Dem Walkout im Zürcher Büro haben sich sowohl Frauen wie auch Männer angeschlossen:

Die Forderungen der Mitarbeiter auf dem ausgeteilten Flyer enthalten folgende Punkte:

  • Ein Ende des Zwangsschlichtungsverfahrens in Fällen von Belästigung und Diskriminierung.
  • Eine Verpflichtung, ungleiche Bezahlung und Förderung zu beenden
  • Ein öffentlich zugänglicher Bericht über sexuelle Belästigung im Konzern
  • Ein klarer, einheitlicher, globaler Prozess, um sicher und anonym sexuelles Fehlverhalten melden zu können
  • Der Diversity-Chef soll direkt an den CEO rapportieren und Empfehlungen an den Verwaltungsrat abgeben. Weiter soll ein Arbeitnehmervertreter in den Verwaltungsrat aufgenommen werden.
  • «Erfüllen nicht mal die Grundlagen»

    «Wir wollen nicht länger das Gefühl haben, dass wir ungleich sind oder nicht mehr respektiert werden», sagte Claire Stapleton, Produktmarketing-Managerin bei Googles Youtube, der «New York Times». Stapleton hat die Walkouts mitorganisiert.
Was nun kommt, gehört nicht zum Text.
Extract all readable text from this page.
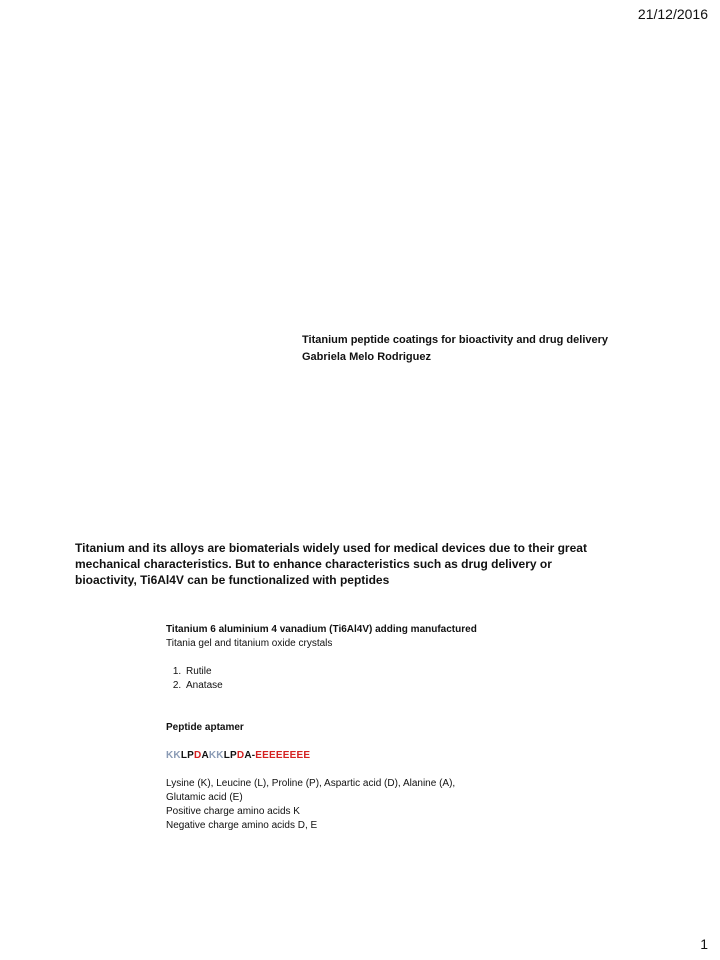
21/12/2016
Titanium peptide coatings for bioactivity and drug delivery
Gabriela Melo Rodriguez
Titanium and its alloys are biomaterials widely used for medical devices due to their great
mechanical characteristics. But to enhance characteristics such as drug delivery or
bioactivity, Ti6Al4V can be functionalized with peptides
Titanium 6 aluminium 4 vanadium (Ti6Al4V) adding manufactured
Titania gel and titanium oxide crystals
1. Rutile
2. Anatase
Peptide aptamer
KKLPDAKKLPDA-EEEEEEEE
Lysine (K), Leucine (L), Proline (P), Aspartic acid (D), Alanine (A),
Glutamic acid (E)
Positive charge amino acids K
Negative charge amino acids D, E
1
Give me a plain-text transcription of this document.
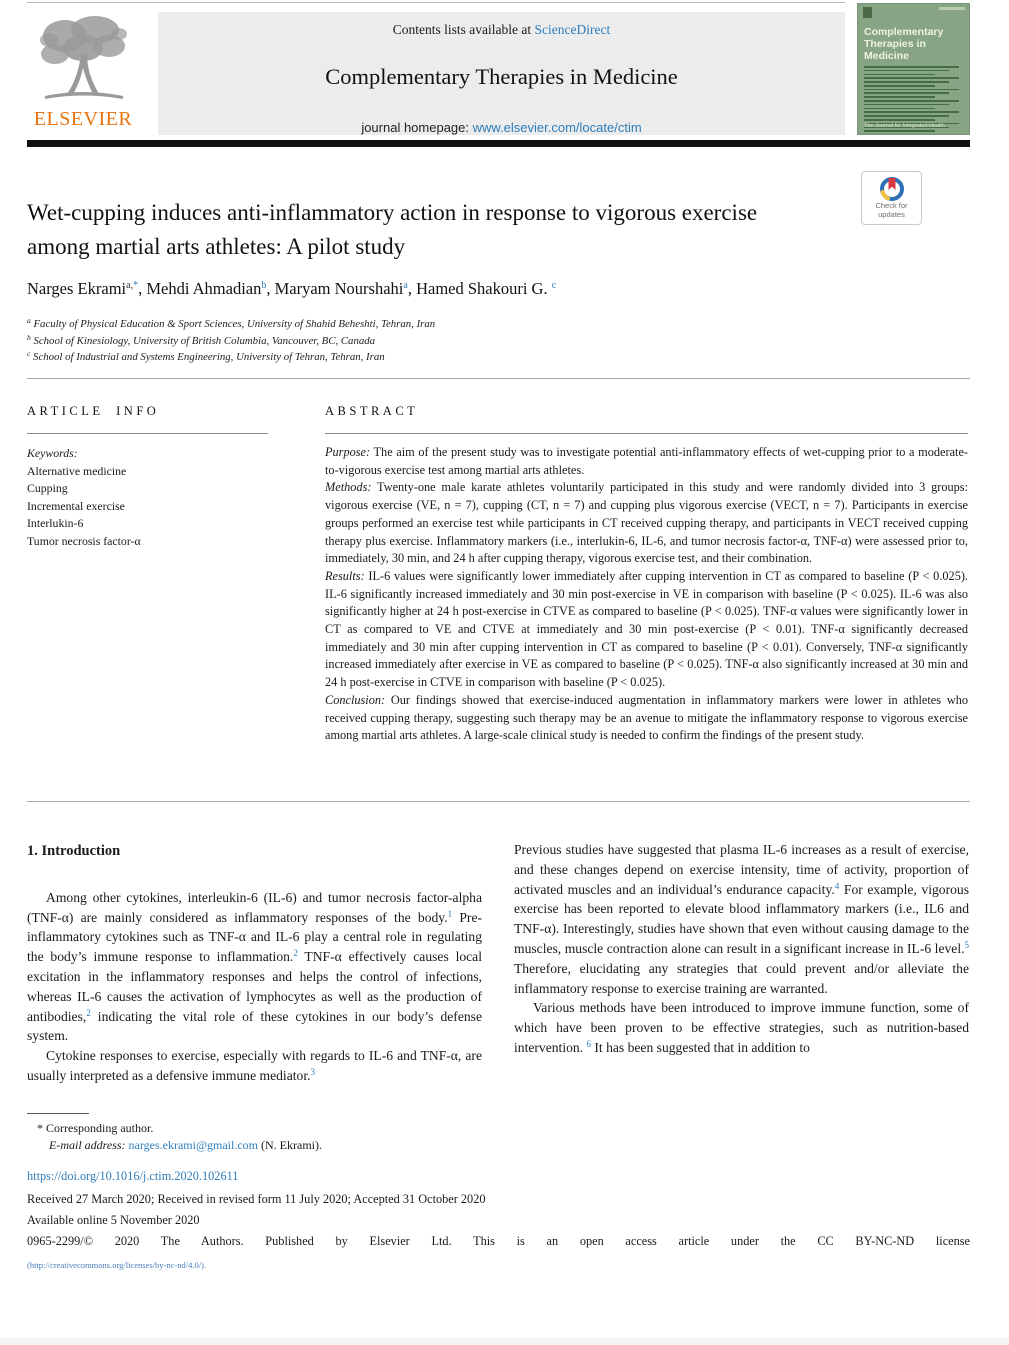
ELSEVIER
Contents lists available at ScienceDirect
Complementary Therapies in Medicine
journal homepage: www.elsevier.com/locate/ctim
Complementary Therapies in Medicine
The Journal for Integrated Health
Check for
updates
Wet-cupping induces anti-inflammatory action in response to vigorous exercise among martial arts athletes: A pilot study
Narges Ekrami$^{a,*}$, Mehdi Ahmadian$^b$, Maryam Nourshahi$^a$, Hamed Shakouri G. $^c$
$^a$ Faculty of Physical Education & Sport Sciences, University of Shahid Beheshti, Tehran, Iran
$^b$ School of Kinesiology, University of British Columbia, Vancouver, BC, Canada
$^c$ School of Industrial and Systems Engineering, University of Tehran, Tehran, Iran
ARTICLE INFO
Keywords:
Alternative medicine
Cupping
Incremental exercise
Interlukin-6
Tumor necrosis factor-α
ABSTRACT

Purpose: The aim of the present study was to investigate potential anti-inflammatory effects of wet-cupping prior to a moderate-to-vigorous exercise test among martial arts athletes.

Methods: Twenty-one male karate athletes voluntarily participated in this study and were randomly divided into 3 groups: vigorous exercise (VE, n = 7), cupping (CT, n = 7) and cupping plus vigorous exercise (VECT, n = 7). Participants in exercise groups performed an exercise test while participants in CT received cupping therapy, and participants in VECT received cupping therapy plus exercise. Inflammatory markers (i.e., interlukin-6, IL-6, and tumor necrosis factor-α, TNF-α) were assessed prior to, immediately, 30 min, and 24 h after cupping therapy, vigorous exercise test, and their combination.

Results: IL-6 values were significantly lower immediately after cupping intervention in CT as compared to baseline (P < 0.025). IL-6 significantly increased immediately and 30 min post-exercise in VE in comparison with baseline (P < 0.025). IL-6 was also significantly higher at 24 h post-exercise in CTVE as compared to baseline (P < 0.025). TNF-α values were significantly lower in CT as compared to VE and CTVE at immediately and 30 min post-exercise (P < 0.01). TNF-α significantly decreased immediately and 30 min after cupping intervention in CT as compared to baseline (P < 0.01). Conversely, TNF-α significantly increased immediately after exercise in VE as compared to baseline (P < 0.025). TNF-α also significantly increased at 30 min and 24 h post-exercise in CTVE in comparison with baseline (P < 0.025).

Conclusion: Our findings showed that exercise-induced augmentation in inflammatory markers were lower in athletes who received cupping therapy, suggesting such therapy may be an avenue to mitigate the inflammatory response to vigorous exercise among martial arts athletes. A large-scale clinical study is needed to confirm the findings of the present study.

1. Introduction

Among other cytokines, interleukin-6 (IL-6) and tumor necrosis factor-alpha (TNF-α) are mainly considered as inflammatory responses of the body.$^1$ Pre-inflammatory cytokines such as TNF-α and IL-6 play a central role in regulating the body’s immune response to inflammation.$^2$ TNF-α effectively causes local excitation in the inflammatory responses and helps the control of infections, whereas IL-6 causes the activation of lymphocytes as well as the production of antibodies,$^2$ indicating the vital role of these cytokines in our body’s defense system.

Cytokine responses to exercise, especially with regards to IL-6 and TNF-α, are usually interpreted as a defensive immune mediator.$^3$

Previous studies have suggested that plasma IL-6 increases as a result of exercise, and these changes depend on exercise intensity, time of activity, proportion of activated muscles and an individual’s endurance capacity.$^4$ For example, vigorous exercise has been reported to elevate blood inflammatory markers (i.e., IL6 and TNF-α). Interestingly, studies have shown that even without causing damage to the muscles, muscle contraction alone can result in a significant increase in IL-6 level.$^5$ Therefore, elucidating any strategies that could prevent and/or alleviate the inflammatory response to exercise training are warranted.

Various methods have been introduced to improve immune function, some of which have been proven to be effective strategies, such as nutrition-based intervention. $^6$ It has been suggested that in addition to

* Corresponding author.
E-mail address: narges.ekrami@gmail.com (N. Ekrami).
https://doi.org/10.1016/j.ctim.2020.102611
Received 27 March 2020; Received in revised form 11 July 2020; Accepted 31 October 2020
Available online 5 November 2020
0965-2299/© 2020 The Authors. Published by Elsevier Ltd. This is an open access article under the CC BY-NC-ND license
(http://creativecommons.org/licenses/by-nc-nd/4.0/).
Sie fügt hinzu: «Google ist berühmt für seine Kultur. Aber in Wirklichkeit erfüllen wir hier nicht einmal die Grundlagen von Respekt, Gerechtigkeit und Fairness für jeden einzelnen Menschen.»

    Auch in anderen Städten haben Walkouts bereits begonnen, etwa im Google-Büro in Singapur oder London:

    CEO zeigt Verständnis für Protest

    Insgesamt sollen sich laut «New York Times» über 1500 Mitarbeiter weltweit für den Walkout angekündigt haben. CEO Sundar Pichai schrieb in einer E-Mail an seine Mitarbeiter, er verstehe die Wut und die Enttäuschung, die viele empfänden. «Ich fühle sie auch, und ich bin fest entschlossen, Fortschritte bei einem Thema zu machen, das es in unserer Gesellschaft schon viel zu lange gibt – ja, auch hier bei Google», so Pichai.

    Auch auf Nachfrage in Zürich verweist ein Sprecher auf ein offizielles Statement von Chef Pichai, der mitteilt: Die Mitarbeiter hätten konstruktive Ideen entwickelt, wie man die Richtlinien und Prozesse künftig verbessern könnte. «Wir nehmen all ihr Feedback auf, damit wir diese Ideen in die Tat umsetzen können.»

Diese Inhalte sind für unsere Abonnenten. Sie haben noch keinen Zugang?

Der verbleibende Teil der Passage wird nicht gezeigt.